Тут Степан сказал, что брак с дочкой Осипа Козыря не состоялся, в жены Перпетую взял московский торговый гость Алексей Лоший, и то дело свершившееся. А он, вымесок, будет жить своим скудным умом. Много что говорил…
Потом, снимая в постоялом дворе провонявшую потом и безнадегой одежу, обмывая усталое тело в холодной бане, вспомнил: отец – суровый, грозный – только рукой махнул, мол, иди прочь. А его казачки достали бердыши: грозили сыну хозяйскому.
Сейчас, после криков своих, знал: надобно было говорить ласково, не кричать, а помощи просить. Но сказанного не воротишь.
* * *
Следующим утром во двор отцов его пустили, только казак, что стоял у ворот, буркнул что-то недоброе, но все ж дорогу преградить не решился. Отец – сын, кто ж поймет, какие меж ними счеты.
Но Степан путь держал не к Максиму Яковлевичу, не к отцу, коего разочаровал так, что и помыслить сложно.
Он поднялся по высокому крыльцу, что вело в женскую половину. Девки послали ему улыбки, старухи-приживалки зашипели что-то вослед, но Степану было не до них.
Узкие сени, запах ладана и старости, скрип половиц и какой-то неясный шепот.
– Степан Максимович, здравствуй, – ласково сказала Евфимия Саввична.
Лицо ее потяжелело, покрылось темными пятнами, стан утратил былую гибкость и красоту, но во взоре светилась тихая радость. Евфимия щедро делилась ею со всем миром, Степану тут же захотелось сказать ей что-то доброе. Да только не привык.
– Как сынок твой поживает? – придумал он что-то вразумительное, и братнина жена долго говорила про сынка Мишеньку, про дочку-золотинушку. А в утробе ее сидел еще один отпрыск рода Строгановых.
Евфимия не расспрашивала его про семью – не зря то письмецо корябала. Степан, оборвав наконец милые, но малонужные ему родственные разговоры, испросил дозволения зайти к той, что его не ждала.
Евфимия скрылась в покоях и тотчас же вышла. На лице ее увидал: Мария Михайловна, жена Максима Яковлевича Строганова, вымеска видеть не желает.
– А ты скажи, очень надобно увидеть. Не со злом я пришел, со склоненной главой. Такое услышит, пустит, – сказал он, и Евфимия, чуть замешкавшись – кто же не убоится гневливой свекрови? – вновь ушла в горницу.
Задержалась дольше прежнего, вселила надежду.
– Иди.
Степан наконец попал к той, которую так долго ненавидел.
Она сгорбилась у стола, под иконами. Седые брови, надменное лицо стало скорее печальным, глаза устало моргали. Он, не спрашивая разрешения, сел напротив нее. И какое-то время оба глядели на пламя свечи.

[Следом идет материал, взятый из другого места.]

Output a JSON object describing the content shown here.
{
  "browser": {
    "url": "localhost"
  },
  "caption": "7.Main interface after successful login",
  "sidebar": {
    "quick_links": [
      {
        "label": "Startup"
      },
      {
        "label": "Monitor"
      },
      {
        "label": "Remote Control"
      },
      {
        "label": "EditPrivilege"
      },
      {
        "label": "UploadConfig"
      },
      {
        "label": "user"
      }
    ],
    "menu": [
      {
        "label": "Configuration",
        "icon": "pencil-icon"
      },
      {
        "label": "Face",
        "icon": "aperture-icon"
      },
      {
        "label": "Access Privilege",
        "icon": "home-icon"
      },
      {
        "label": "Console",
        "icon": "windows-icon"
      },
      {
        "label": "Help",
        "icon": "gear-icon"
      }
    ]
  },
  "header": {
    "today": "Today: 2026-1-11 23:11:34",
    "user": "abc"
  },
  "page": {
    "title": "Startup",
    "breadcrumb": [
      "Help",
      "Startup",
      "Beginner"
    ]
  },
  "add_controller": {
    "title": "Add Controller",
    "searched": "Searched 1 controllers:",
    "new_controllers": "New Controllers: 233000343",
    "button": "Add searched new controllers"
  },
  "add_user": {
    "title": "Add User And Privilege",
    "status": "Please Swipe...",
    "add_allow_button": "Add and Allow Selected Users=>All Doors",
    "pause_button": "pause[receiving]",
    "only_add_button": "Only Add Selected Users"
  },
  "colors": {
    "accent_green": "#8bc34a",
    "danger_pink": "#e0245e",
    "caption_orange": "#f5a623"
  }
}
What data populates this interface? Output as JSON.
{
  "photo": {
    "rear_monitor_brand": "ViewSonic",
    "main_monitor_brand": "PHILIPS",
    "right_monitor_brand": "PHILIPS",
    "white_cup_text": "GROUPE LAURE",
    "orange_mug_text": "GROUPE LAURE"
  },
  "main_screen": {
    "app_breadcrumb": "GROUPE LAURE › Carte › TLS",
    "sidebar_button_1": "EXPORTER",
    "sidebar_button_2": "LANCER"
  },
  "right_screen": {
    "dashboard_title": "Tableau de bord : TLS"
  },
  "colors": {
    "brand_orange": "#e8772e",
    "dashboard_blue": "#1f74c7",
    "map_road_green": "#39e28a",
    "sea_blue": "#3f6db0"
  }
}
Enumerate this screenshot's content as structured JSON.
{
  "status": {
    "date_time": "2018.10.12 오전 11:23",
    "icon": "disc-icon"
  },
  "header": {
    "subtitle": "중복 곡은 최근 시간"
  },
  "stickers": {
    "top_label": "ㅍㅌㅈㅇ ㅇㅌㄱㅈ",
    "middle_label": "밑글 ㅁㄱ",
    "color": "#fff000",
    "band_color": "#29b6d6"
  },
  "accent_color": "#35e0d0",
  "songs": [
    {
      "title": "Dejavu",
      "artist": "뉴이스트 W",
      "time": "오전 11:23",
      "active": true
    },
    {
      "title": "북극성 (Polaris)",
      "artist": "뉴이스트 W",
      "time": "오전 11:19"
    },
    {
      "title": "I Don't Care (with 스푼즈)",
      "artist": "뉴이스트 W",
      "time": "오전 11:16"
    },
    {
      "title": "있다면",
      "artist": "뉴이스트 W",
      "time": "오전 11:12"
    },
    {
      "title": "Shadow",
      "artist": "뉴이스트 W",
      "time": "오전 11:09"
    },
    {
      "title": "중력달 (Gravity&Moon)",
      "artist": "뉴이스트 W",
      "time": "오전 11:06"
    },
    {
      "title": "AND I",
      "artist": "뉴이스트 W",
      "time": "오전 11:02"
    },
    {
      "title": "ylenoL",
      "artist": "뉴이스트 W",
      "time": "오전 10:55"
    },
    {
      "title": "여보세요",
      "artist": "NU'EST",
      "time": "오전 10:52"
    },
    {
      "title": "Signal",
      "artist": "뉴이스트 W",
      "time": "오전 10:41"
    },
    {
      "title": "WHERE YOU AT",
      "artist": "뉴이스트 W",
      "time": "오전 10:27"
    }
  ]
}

– Что надобно? – наконец вымолвила она, и даже голос стал иным, без прежней силы.
– Поблагодарить пришел. Ежели бы не ты, не узнал бы про… – Он хотел сказать: Аксинью, но не решился. Неясная робость все ж оставалась памятью о прошлом, когда пороли его розгами да кололи словами.
– А, ты о том… Полно, не нужно благодарностей. Сказала Евфимии письмецо написать. Не для тебя старалась.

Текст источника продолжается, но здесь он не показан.